While at Bethel, Dahl received a surprising phone call from arguably the most famous hockey coach in the world at the time — Herb Brooks.
“This was right after the 1980 Olympics and the voice said ‘This is Herb Brooks,’” Dahl said. “I said ‘Yeah right, which one of my friends is playing a joke on me now?’”
Dahl said that phone call began a 22-year relationship with Brooks — who Dahl affectionately refers to as Herby — and he became his mentor.
After the 1984-85 season, Dahl left Bethel for the University of Wisconsin-River Falls. He coached there for one season before receiving another phone call from Brooks, this time with a job offer. Brooks asked Dahl to visit St. Cloud State University with him.
Dahl said Brooks informed him that SCSU was planning on starting a Division I hockey program and that if he took the job as head coach, Brooks wanted Dahl to be his assistant.
“They didn’t understand what it was going to take to start a Division I hockey program,” Dahl said. “Herby walked in and said ‘We’ve decided this isn’t for us.’”
A week later, though, Dahl said Brooks called him again and told him they were going back to St. Cloud to accept the coaching positions. Brooks coached during the 1986-87 before leaving for the Minnesota North Stars. Dahl then became the head coach for the next 17 seasons.
“Thank goodness I had a great mentor in Herby,” Dahl said. “He would encourage me and say ‘Don’t have that, that’s too strong of a rule.’”
While at SCSU, Dahl said he stressed academics and made it a priority to have a team GPA of 3.0 or higher. He also said if his players didn’t attend class they wouldn’t play, and that he learned from his high school football coach, Jim Gustafson, if you take playing time away it’s a “big deal.”
Dahl also said he taught his players that you can’t just play the game but have to compete in the game.
“There’s a difference between going out and playing and competing,” he said.
Dahl, who is now a regional manager for Principle Financial in Pittsford, N.Y., said that coaches, just like parents, leaders and bosses, have a responsibility to get his or her people to be as good as they can be.
“The sign of being a good leader is incorporating a culture of success and expectations that we’re going to be as good as we can be,” Dahl said.
Dahl said he grew up on Hawthorne Street in a house of eight. He called Albert Lea a “wonderful place to grow up in.”
“We reminisce about it,” Dahl said. “Being able to ride your bike around town without a helmet, not having to worry about being abducted, molested and all those things going on we worry about as parents today.”

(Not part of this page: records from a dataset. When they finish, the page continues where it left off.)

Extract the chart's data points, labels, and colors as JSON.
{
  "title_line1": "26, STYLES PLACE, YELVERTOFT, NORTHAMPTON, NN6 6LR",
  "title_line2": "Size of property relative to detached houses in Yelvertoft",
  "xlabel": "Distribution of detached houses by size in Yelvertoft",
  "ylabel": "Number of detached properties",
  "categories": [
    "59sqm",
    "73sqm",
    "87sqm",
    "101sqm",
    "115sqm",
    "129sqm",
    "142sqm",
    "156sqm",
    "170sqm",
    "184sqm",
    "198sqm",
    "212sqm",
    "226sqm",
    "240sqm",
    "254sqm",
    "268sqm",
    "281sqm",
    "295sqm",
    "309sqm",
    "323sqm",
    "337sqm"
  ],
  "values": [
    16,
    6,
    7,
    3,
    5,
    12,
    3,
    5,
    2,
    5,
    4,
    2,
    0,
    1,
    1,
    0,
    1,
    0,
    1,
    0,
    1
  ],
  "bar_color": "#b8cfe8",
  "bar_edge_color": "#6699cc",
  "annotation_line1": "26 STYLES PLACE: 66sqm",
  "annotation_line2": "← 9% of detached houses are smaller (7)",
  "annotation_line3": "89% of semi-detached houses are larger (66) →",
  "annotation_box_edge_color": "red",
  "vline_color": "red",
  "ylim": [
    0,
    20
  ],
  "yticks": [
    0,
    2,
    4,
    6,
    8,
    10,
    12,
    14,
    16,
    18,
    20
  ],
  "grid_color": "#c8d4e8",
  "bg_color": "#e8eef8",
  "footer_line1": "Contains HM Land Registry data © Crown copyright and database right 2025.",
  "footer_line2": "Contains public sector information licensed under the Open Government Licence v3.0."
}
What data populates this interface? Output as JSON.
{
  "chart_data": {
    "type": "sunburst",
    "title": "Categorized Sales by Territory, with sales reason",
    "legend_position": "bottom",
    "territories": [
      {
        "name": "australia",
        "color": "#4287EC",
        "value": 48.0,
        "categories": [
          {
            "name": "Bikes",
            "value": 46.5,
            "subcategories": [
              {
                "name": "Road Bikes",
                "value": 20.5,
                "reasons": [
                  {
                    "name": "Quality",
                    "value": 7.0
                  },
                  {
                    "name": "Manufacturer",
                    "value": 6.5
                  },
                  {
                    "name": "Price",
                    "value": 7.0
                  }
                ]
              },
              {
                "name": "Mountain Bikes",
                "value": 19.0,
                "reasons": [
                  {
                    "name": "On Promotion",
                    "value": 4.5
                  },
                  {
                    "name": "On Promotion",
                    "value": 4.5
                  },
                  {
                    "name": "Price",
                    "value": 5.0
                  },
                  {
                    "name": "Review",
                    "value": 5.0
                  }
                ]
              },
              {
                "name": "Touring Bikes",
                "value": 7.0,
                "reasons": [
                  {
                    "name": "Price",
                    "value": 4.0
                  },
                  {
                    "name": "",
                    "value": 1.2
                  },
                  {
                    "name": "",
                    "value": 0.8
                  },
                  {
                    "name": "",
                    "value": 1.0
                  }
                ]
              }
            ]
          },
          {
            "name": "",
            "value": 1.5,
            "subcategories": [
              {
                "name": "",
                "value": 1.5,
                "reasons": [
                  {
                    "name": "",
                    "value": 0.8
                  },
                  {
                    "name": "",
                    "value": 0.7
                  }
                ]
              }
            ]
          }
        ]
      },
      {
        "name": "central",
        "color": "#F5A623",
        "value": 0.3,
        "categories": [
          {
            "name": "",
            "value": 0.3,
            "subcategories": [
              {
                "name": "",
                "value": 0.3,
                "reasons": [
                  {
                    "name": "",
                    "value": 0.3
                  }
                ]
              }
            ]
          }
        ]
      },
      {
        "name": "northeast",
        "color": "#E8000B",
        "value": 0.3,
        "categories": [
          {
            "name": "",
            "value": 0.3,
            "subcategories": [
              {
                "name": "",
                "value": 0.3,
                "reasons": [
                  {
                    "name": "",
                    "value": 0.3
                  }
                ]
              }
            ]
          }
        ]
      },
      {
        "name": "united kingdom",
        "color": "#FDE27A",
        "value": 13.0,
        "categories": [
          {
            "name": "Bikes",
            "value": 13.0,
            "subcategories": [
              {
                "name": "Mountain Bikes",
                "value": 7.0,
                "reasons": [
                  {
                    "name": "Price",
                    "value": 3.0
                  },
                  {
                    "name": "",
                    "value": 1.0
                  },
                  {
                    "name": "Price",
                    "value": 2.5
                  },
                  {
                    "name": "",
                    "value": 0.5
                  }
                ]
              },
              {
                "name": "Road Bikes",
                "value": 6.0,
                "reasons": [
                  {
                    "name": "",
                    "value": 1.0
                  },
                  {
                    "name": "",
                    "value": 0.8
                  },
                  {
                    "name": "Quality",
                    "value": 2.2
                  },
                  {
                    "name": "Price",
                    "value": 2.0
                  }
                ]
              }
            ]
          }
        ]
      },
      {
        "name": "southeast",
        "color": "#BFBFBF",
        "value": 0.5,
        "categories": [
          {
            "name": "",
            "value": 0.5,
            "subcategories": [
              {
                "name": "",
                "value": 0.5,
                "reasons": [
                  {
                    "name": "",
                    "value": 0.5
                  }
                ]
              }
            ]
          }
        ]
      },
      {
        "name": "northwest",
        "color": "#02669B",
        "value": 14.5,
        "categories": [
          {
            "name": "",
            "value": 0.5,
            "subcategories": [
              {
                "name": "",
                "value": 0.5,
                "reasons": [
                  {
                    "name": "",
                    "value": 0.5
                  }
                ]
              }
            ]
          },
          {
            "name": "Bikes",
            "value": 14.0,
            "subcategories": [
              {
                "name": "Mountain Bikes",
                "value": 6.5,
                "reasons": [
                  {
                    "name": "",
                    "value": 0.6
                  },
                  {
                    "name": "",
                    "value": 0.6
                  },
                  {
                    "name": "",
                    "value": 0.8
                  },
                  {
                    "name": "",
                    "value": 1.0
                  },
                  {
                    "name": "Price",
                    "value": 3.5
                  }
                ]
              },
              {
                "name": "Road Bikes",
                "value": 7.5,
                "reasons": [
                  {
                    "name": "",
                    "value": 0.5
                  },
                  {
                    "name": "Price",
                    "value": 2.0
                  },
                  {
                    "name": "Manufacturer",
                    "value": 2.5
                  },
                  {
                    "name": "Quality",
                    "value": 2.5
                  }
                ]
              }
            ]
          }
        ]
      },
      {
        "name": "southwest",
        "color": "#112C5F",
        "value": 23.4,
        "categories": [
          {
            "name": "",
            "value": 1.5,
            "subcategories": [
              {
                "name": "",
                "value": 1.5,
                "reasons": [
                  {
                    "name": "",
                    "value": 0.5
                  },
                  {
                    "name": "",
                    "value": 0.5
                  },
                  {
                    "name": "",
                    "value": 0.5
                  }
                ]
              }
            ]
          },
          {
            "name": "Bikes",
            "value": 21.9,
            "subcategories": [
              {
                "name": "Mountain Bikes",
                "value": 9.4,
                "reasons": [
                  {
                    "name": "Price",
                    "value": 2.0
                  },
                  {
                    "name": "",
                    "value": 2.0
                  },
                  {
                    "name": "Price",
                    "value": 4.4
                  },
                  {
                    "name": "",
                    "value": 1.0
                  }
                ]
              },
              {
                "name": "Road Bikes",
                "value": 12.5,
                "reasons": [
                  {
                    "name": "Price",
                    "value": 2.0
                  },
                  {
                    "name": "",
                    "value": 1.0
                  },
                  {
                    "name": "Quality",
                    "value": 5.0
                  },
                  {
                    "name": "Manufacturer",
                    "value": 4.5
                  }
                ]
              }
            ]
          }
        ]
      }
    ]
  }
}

Dahl was one of 10 inductees in the second annual ALHS Athletic Hall of Fame class. The inductees, including Paul Ehrhard, Lois Fagerquist, Pete Veldman, Rich Oliphant, Jeff Brooke, Roger Neist, Rich Wendorff, Traci Bergo and Donna (Boom) Turner also spoke briefly after being announced by the banquet’s emcee Orrie Jirele. Ben Woodside, a 2009 inductee, also spoke after missing last year’s banquet.
Dahl encouraged the audience, including the other inductees, to leave a leagacy.
“When you leave people will have looked back on you and learned something from you,” Dahl said. “You don’t have to be special, you just have to be a good person.”